Myth #1: The profession is only for women.
While it is a profession dominated by women, nursing is not only for females. In recent years, the percentage of males in nursing has risen and, in some states, men have even started to outnumber women.
With its flexible schedule and daily challenges and successes, the job can be rewarding for both women and men.
Myth #2: Nurses are not relational.
As a nurse, you constantly build relationships with patients and their family and friends. Doing the job does not mean you leave your compassion and empathy at the door.

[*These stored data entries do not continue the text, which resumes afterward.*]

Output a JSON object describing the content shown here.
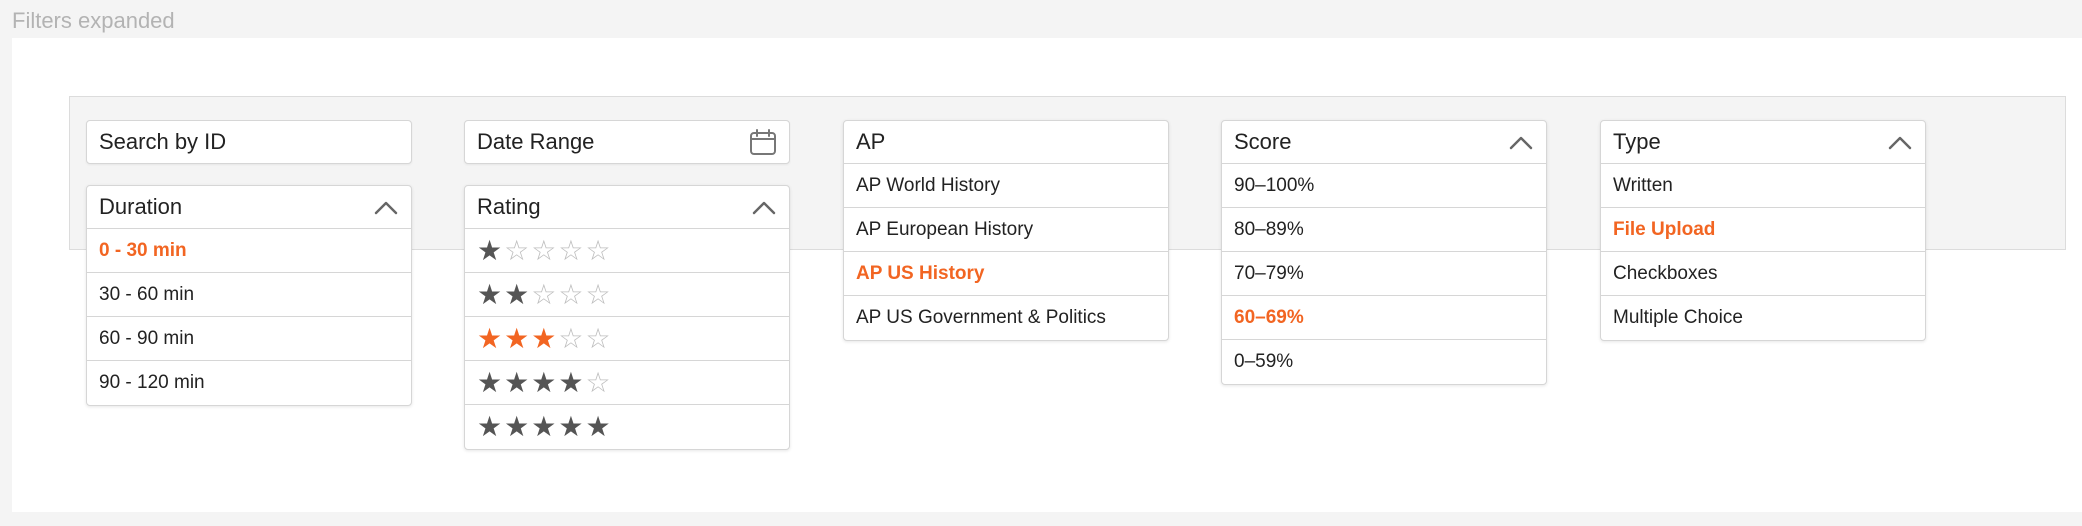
{
  "caption": "Filters expanded",
  "colors": {
    "accent": "#f26522",
    "border": "#d6d6d6",
    "star_on": "#555555",
    "star_off": "#bdbdbd"
  },
  "search": {
    "placeholder": "Search by ID"
  },
  "date_range": {
    "label": "Date Range",
    "icon": "calendar-icon"
  },
  "duration": {
    "label": "Duration",
    "icon": "chevron-up-icon",
    "options": [
      "0 - 30 min",
      "30 - 60 min",
      "60 - 90 min",
      "90 - 120 min"
    ],
    "selected_index": 0
  },
  "rating": {
    "label": "Rating",
    "icon": "chevron-up-icon",
    "options": [
      {
        "filled": 1,
        "total": 5
      },
      {
        "filled": 2,
        "total": 5
      },
      {
        "filled": 3,
        "total": 5
      },
      {
        "filled": 4,
        "total": 5
      },
      {
        "filled": 5,
        "total": 5
      }
    ],
    "selected_index": 2
  },
  "ap": {
    "label": "AP",
    "options": [
      "AP World History",
      "AP European History",
      "AP US History",
      "AP US Government & Politics"
    ],
    "selected_index": 2
  },
  "score": {
    "label": "Score",
    "icon": "chevron-up-icon",
    "options": [
      "90–100%",
      "80–89%",
      "70–79%",
      "60–69%",
      "0–59%"
    ],
    "selected_index": 3
  },
  "type": {
    "label": "Type",
    "icon": "chevron-up-icon",
    "options": [
      "Written",
      "File Upload",
      "Checkboxes",
      "Multiple Choice"
    ],
    "selected_index": 1
  }
}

Paulette Heitmeyer, chief nursing officer at Marina Del Rey Hospital in California, believes compassion is the "essence of nursing." In the article entitled Nurses' Compassionate Care Affects Patient Outcomes, author Debra Wood incorporated this quote from Heitmeyer:
Compassion allows a patient to feel cared for, respected and trust that the nurse has his or her best interest in mind. When patients feel that a nurse truly cares, they begin to allow you in, offering the small details that may lead to a diagnosis, or information that could help you better care for him or her.
Myth #3: Nurses only work hospitals.
As an aspiring nurse, you may think you will never see beyond the four hospital walls. However, nursing can be a versatile career that reaches beyond traditional hospital settings. The U.S. Bureau of Labor Statistics places only 61 percent of nurses in state, local and private hospital care.
There is much more to the profession than working alongside doctors. With opportunities in clinics, schools, nursing homes and more, you will be able to find the place that is right for you.
Bonus: As a nurse, you will also have ability to obtain a master's or doctoral degree. With a higher degree, you can take advantage of more job opportunities, increase your income and specialize in a particular area of the field. In addition, an advanced degree helps qualify you to educate others entering the field.
Don't let the myths about your future career steer you away from entering a field where your strength in showing empathy toward others gives you the opportunity to make a difference in someone's life.